Bei der Untersuchung des Einflusses der Gruppenvariablen auf die Konfliktstile zeigten sich folgende Zusammenhänge: Die Gruppenvariablen haben einen Einfluss auf die Wahl der Konfliktstrategien. Personen, die sich in einer statusniedrigen Gruppe befinden, wählen eher die Konfliktstile dominating und integrating, als Personen der statushohen Gruppe. Sie tun folglich alles, um der Bedrohung ihrer sozialen Identität durch den niedrigen Status entgegenzuwirken. Personen, für die eine übergeordnete Gruppe, bestehend aus der Eigen- und der Fremdgruppe, bedeutsam ist, wählen eher den Konfliktstil 'integrating' als Personen, für die die Subgroup salient ist. Sie interessieren sich demnach auch für das Ergebnis der eigentlichen Fremdgruppe und wollen ein gutes Ergebnis für alle erzielen. Welchen Konfliktstil man in einem bestimmten intergruppalen Konflikt anwendet, wird also durch die Gruppenzugehörigkeit beeinflusst.

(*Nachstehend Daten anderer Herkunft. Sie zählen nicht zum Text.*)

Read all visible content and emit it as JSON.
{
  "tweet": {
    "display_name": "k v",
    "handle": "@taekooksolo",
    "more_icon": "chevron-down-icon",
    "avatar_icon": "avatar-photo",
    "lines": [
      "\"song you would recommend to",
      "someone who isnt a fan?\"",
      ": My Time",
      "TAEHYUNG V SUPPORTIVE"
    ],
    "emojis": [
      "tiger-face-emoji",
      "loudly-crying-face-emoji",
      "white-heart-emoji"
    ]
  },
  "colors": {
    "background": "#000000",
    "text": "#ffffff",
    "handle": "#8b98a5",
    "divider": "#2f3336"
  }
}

An dieser Stelle soll betont werden, dass Konflikte nicht zwangsläufig negativ sind, sondern dass sie durchaus konstruktiv sein können. Durch Konflikte kommen Probleme an die Oberfläche und haben - auf lange Sicht betrachtet - eine stabilisierende und integrative Funktion für eine Beziehung.(7) Wenn es gelingt, Konflikte konstruktiv zu lösen, bedeutet das eine Weiterentwicklung und verhindert den Stillstand einer Gesellschaft. Voraussetzung hierfür ist die Auseinandersetzung mit Konflikten.

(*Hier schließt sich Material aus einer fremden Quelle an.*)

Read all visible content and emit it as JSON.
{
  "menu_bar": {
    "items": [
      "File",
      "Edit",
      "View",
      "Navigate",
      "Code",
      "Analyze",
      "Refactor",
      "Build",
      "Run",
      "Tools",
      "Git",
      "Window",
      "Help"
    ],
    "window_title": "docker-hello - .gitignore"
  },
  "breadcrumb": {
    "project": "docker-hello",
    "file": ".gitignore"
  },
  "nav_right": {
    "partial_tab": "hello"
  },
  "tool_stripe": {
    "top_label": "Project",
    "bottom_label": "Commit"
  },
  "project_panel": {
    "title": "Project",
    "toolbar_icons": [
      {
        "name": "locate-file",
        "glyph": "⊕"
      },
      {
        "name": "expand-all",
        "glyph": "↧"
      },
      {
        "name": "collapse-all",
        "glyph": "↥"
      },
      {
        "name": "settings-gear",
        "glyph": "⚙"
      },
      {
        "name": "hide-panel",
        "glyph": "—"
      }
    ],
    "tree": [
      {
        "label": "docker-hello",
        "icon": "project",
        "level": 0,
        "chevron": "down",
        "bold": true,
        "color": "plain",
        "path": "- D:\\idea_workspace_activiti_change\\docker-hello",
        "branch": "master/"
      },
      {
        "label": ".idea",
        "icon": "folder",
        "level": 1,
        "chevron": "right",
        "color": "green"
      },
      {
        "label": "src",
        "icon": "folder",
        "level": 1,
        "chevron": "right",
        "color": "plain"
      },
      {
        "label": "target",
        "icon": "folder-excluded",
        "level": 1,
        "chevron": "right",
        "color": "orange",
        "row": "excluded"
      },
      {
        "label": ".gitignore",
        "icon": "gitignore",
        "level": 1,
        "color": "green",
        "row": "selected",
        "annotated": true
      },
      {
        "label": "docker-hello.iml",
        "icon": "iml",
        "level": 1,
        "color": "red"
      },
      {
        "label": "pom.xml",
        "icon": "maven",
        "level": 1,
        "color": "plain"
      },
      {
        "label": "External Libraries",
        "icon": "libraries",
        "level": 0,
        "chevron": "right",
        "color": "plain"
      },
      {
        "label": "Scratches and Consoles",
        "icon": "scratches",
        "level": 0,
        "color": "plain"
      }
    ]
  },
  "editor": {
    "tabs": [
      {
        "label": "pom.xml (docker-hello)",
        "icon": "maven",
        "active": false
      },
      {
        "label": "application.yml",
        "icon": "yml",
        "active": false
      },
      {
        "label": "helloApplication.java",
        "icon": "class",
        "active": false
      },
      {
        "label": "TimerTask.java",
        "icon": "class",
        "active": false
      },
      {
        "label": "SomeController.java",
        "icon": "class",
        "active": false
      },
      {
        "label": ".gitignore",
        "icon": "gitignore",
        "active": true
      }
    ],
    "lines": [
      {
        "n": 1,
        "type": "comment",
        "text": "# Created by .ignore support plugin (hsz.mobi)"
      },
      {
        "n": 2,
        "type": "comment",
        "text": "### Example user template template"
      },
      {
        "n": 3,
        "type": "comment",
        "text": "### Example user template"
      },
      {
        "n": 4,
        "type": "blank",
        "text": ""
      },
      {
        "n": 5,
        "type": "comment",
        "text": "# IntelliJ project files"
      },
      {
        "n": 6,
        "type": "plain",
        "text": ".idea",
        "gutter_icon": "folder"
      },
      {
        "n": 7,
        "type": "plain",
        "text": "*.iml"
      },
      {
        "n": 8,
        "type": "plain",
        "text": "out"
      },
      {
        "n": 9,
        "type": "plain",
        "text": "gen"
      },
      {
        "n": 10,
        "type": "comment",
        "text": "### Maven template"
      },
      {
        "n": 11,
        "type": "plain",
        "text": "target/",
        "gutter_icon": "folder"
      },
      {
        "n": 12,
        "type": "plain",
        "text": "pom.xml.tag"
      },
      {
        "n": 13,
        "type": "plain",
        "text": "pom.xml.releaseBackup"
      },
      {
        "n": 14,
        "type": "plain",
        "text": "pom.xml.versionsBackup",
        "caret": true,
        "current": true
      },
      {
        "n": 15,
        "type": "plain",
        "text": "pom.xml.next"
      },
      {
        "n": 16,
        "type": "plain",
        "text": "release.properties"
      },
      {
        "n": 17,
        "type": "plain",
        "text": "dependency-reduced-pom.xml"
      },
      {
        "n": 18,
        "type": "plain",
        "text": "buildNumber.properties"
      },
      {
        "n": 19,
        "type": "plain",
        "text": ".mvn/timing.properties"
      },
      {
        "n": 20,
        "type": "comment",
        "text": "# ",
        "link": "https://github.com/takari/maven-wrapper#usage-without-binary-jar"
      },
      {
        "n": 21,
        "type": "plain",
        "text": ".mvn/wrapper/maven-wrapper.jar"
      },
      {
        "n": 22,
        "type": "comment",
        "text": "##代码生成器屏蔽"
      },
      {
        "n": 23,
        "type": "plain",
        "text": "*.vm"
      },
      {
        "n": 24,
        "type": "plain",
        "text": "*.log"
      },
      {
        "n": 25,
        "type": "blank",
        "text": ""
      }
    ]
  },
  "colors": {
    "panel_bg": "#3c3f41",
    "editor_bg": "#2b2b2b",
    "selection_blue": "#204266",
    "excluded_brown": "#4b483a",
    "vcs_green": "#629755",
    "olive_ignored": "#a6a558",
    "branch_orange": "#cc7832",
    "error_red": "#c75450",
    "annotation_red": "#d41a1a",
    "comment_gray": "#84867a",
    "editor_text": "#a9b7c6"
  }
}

Die zugrunde liegende Untersuchung hat in Bezug auf die Gruppensalienz gezeigt, dass eine Dual Identity dazu beiträgt, dass ein Interesse am Ergebnis der Anderen entsteht. Interessiert man sich nicht nur für den eigenen Erfolg sondern auch für die Ergebnisse der Anderen, wird eher ein problemlösender Konfliktstil gewählt. Viele Studien(8) haben bereits nachgewiesen, dass der problemlösende Konfliktstil die besten Ergebnisse für beide Gruppen zur Folge hat. Die Dual Identity ist folglich ein Mechanismus, der zur konstruktiven Konfliktlösung beiträgt.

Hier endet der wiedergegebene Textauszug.